The Vizag gas leak incident further raises questions on the degree of compliance with various rules in this regard. For instance, Rule 13 of the Manufacture, Storage and Import of Hazardous Chemical Rules, 1989 requires the concerned industries to keep "up-to-date an on-site emergency plan". It requires "that every person on the site who is affected by the plan is informed of its relevant provisions." It is also the duty of the occupier to ensure "that a mock drill of the on-site emergency plan is conducted every six months." Rule 14 read with Schedule 5 thereof requires the District Collector or District Emergency Authority designated by the State Government to prepare an off-site emergency plan. Was there an up-to-date emergency on-site plan to tackle such an accident? Had the residents in the nearby area been informed of the potential risks associated with the industry? Were any mock drills conducted? The public in general and the people who are 'communities at risk' have the right to be informed in this regard.

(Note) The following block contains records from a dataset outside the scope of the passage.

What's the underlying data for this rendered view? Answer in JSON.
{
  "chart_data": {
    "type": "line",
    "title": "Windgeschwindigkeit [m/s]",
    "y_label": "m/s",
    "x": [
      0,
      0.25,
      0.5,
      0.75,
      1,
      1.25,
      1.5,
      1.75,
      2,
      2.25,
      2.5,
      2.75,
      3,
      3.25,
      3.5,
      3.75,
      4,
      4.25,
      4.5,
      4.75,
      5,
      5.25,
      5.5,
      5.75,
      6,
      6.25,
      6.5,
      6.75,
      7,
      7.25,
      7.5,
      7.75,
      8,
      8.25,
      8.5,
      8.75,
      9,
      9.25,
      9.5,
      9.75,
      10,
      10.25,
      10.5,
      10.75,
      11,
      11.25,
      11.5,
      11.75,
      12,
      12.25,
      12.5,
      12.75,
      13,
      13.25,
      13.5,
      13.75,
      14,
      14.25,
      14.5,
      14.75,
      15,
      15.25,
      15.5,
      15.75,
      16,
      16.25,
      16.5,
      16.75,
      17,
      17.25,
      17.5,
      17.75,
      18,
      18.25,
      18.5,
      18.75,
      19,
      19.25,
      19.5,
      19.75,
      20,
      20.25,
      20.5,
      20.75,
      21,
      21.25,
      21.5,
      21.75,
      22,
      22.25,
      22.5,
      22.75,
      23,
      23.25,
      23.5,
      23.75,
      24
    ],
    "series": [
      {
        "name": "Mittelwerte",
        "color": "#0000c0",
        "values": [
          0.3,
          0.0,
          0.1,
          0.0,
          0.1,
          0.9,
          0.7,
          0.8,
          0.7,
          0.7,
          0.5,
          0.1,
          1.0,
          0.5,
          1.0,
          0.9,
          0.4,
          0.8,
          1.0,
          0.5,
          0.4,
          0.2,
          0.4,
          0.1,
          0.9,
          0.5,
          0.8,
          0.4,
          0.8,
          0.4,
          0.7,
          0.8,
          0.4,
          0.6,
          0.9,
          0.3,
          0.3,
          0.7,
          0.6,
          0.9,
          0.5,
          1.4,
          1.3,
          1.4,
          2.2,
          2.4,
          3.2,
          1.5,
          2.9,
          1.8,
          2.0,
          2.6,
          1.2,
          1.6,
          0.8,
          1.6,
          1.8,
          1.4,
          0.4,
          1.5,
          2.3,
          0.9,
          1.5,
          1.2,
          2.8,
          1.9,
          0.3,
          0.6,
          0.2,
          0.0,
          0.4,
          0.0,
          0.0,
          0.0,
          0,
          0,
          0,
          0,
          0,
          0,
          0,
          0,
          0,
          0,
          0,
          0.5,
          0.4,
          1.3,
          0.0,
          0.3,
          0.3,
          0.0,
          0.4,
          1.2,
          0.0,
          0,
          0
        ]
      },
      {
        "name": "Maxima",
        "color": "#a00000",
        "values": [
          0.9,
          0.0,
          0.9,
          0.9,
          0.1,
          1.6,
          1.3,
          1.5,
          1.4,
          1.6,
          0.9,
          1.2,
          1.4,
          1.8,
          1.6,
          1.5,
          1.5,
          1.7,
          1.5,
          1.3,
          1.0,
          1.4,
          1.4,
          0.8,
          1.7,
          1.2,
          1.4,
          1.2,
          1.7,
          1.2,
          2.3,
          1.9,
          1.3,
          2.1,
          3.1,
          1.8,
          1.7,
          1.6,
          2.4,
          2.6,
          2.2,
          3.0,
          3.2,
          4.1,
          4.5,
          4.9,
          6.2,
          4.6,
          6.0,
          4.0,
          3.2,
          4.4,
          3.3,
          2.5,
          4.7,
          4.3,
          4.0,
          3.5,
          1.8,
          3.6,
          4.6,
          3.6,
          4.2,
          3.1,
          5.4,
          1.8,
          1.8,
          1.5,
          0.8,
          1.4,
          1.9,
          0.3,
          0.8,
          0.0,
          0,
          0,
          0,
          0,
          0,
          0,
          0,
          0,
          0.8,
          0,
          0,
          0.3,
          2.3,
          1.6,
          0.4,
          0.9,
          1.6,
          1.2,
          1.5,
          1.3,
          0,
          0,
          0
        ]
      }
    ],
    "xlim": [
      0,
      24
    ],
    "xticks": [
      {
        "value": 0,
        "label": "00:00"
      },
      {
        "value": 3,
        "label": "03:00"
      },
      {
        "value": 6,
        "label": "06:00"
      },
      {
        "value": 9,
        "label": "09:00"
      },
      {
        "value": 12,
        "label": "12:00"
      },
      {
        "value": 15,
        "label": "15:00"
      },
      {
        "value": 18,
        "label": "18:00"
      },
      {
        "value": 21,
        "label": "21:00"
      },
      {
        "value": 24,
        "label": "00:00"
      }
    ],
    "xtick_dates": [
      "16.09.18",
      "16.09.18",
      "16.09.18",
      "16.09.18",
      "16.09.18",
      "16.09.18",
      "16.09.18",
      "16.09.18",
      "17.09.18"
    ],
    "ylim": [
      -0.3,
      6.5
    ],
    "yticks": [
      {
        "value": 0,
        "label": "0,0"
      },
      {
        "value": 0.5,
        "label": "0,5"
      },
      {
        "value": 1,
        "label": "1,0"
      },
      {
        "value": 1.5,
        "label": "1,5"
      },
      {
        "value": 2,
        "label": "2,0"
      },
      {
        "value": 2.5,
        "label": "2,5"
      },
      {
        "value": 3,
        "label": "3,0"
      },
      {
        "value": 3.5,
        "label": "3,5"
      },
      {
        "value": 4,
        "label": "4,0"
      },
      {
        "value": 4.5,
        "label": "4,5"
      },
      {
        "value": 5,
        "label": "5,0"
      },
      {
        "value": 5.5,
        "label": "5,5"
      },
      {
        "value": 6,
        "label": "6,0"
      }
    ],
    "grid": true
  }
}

The industry and the authorities concerned owe an explanation and this is very important before a more disturbing picture emerges with the opening of another similar red category (high polluting) industry as the lockdown restrictions are eased in India.
[i] Rule 2(e) read with Entry 583 of Schedule I to the Manufacture, Storage and Import of Hazardous Chemical Rules, 1989.
[ii] M.C. Mehta v. Union of India, AIR 1987 SC 1086.
[iii] Indian Council for Enviro-Legal Action v. Union of India, AIR 1996 SC 1446.